Jakarta, IDN Times - Meningkatnya gejolak ekonomi global mulai memberikan dampak nyata terhadap perekonomian nasional. Hal ini tercermin dari data pertumbuhan ekonomi kuartal I-2025 yang hanya mencapai 4,87 persen secara tahunan (year on year/yoy), gagal menembus batas psikologis 5 persen.
Kondisi tersebut menjadi sinyal peringatan bagi pemerintah untuk segera mengambil langkah konkret di tengah target ambisius pertumbuhan ekonomi 8 persen dalam lima tahun pemerintahan Presiden Prabowo Subianto. Tak ingin roda ekonomi melambat lebih jauh, Prabowo bersama tim ekonominya langsung tancap gas.
Pemerintah segera mengumumkan lima paket stimulus senilai total Rp24,44 triliun yang akan digelontorkan secara bertahap mulai Juni hingga Juli 2025. Namun beragam stimulus ini dinilai belum cukup untuk menggenjot pertumbuhan ekonomi hingga akhir tahun.
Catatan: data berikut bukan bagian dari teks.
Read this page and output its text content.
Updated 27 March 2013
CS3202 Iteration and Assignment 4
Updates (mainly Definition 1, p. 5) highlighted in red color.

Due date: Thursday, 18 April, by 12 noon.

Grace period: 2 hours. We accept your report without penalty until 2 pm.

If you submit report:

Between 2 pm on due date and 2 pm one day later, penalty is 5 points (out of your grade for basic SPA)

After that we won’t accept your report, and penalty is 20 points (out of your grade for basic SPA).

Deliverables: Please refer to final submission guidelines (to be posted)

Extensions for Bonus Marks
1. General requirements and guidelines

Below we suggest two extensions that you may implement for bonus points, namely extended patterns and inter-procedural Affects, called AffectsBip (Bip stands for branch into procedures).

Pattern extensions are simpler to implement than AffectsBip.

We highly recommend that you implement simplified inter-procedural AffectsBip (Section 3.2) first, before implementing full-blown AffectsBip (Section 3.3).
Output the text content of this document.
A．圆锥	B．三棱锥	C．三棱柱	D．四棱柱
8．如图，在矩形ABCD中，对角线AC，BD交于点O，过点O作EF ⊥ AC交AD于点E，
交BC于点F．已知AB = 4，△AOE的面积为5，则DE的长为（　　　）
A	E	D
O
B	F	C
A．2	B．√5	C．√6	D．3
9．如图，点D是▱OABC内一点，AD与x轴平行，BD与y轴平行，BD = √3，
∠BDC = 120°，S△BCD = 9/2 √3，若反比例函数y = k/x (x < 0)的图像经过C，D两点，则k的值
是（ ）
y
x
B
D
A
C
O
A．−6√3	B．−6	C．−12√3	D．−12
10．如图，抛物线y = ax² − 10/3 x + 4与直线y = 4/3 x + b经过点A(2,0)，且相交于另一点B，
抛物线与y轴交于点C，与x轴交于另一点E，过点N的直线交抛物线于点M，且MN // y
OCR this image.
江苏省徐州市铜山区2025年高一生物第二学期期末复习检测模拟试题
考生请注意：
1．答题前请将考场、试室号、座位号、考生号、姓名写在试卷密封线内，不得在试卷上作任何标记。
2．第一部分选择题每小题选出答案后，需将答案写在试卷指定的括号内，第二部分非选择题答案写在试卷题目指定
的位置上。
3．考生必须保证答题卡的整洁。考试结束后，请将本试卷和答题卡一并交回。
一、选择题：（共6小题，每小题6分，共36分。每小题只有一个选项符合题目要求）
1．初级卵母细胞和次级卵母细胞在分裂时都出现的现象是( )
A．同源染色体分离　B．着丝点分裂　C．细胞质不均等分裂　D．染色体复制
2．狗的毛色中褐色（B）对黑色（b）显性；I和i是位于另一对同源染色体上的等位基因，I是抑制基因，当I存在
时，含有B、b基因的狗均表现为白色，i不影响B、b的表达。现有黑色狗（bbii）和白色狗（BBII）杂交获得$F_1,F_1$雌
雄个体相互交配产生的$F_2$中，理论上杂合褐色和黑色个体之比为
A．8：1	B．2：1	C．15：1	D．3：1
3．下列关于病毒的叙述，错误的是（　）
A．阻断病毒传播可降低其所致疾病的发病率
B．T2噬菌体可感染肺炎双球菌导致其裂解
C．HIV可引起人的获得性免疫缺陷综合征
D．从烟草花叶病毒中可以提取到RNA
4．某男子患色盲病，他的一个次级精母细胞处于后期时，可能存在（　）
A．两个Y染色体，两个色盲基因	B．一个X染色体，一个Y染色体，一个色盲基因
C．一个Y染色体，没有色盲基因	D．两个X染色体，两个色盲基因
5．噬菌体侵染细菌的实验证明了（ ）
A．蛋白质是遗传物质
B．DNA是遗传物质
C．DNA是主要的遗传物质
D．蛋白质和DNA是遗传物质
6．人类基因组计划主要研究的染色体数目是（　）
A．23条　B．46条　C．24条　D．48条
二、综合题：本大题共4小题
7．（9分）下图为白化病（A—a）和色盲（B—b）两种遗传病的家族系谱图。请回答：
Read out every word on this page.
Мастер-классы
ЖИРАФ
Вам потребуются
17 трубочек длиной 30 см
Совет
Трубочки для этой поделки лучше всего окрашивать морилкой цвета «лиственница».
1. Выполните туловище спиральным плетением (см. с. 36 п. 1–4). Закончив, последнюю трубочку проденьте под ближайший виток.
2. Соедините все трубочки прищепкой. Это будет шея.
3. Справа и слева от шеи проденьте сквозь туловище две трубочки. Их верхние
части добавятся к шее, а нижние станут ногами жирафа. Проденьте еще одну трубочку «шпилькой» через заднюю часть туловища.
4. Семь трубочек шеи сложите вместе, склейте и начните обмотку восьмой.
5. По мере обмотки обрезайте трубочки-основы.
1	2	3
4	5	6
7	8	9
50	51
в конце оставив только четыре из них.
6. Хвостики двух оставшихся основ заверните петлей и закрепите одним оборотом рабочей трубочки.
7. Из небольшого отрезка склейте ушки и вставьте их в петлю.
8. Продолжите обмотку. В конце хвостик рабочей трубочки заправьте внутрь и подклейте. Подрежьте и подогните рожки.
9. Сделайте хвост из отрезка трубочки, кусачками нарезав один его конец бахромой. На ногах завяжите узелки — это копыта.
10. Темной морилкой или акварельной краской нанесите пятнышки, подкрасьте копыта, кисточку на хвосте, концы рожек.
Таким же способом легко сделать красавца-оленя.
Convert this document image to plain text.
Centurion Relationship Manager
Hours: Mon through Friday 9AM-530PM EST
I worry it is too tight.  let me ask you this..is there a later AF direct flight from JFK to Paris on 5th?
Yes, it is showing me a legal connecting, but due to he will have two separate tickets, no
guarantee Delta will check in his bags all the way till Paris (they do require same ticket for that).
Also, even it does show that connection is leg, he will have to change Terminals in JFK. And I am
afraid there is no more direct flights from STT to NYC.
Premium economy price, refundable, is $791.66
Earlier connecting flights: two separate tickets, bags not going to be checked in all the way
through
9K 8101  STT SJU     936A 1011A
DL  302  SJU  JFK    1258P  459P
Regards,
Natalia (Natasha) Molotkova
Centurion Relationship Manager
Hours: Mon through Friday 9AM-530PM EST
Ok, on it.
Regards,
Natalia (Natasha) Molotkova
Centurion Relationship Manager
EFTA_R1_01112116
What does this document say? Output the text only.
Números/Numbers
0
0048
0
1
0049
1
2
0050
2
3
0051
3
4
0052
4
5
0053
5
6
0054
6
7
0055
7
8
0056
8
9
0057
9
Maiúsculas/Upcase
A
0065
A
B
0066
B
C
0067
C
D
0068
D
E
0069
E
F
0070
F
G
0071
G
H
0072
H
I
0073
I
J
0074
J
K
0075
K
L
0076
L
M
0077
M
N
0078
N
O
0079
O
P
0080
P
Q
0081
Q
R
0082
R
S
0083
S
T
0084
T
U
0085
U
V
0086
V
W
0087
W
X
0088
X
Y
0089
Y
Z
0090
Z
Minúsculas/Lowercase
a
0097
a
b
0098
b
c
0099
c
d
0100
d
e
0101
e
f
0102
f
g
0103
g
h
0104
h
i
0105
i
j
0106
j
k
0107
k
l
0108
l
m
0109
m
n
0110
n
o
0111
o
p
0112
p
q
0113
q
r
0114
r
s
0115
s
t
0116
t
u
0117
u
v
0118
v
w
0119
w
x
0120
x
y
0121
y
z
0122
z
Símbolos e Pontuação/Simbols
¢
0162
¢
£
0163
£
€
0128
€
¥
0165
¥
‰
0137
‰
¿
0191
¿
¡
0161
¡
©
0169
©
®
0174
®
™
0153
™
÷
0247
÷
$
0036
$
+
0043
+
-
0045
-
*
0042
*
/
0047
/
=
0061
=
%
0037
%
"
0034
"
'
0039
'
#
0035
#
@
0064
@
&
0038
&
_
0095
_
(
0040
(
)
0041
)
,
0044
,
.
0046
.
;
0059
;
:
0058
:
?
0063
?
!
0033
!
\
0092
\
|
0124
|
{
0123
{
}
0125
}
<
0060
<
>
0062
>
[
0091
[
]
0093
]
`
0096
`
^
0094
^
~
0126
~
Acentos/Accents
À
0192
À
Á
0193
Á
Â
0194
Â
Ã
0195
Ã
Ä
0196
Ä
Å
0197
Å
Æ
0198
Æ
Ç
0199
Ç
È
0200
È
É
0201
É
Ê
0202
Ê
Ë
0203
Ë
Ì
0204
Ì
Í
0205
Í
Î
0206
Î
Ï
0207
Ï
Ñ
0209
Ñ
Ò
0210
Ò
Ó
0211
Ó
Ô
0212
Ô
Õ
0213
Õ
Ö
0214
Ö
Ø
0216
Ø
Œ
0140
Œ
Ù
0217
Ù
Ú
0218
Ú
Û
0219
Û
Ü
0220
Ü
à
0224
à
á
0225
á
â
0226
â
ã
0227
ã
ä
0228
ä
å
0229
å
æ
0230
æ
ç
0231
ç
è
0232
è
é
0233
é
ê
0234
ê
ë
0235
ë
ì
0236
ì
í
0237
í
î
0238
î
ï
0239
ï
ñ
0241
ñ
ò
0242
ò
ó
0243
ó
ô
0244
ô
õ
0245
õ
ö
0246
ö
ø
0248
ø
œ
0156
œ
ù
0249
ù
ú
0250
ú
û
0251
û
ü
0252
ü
Peneliti dari Center of Reform on Economics (CORE) Indonesia, Yusuf Rendy Manilet menilai, stimulus ini memang berpotensi menopang konsumsi masyarakat. Namun, menurutnya, kebijakan tersebut belum cukup kuat untuk mendorong lonjakan permintaan secara signifikan, baik pada paruh kedua 2025.
“Apalagi jika tidak diiringi dengan perbaikan struktur pendapatan dan iklim usaha yang mendukung penciptaan lapangan kerja,” ujar Yusuf saat dihubungi, Senin (9/6/2025).
Itu lantaran laju daya beli masyarakat saat ini sedang berada dalam tekanan struktural, tidak hanya sementara. Oleh karena itu, kebijakan jangka pendek seperti stimulus ini hanya akan menjadi penopang sesaat, bukan solusi jangka panjang. Langkah pemberian stimulus ekonomi hanya menjadi alat penahan agar ekonomi tidak melorot terlalu dalam.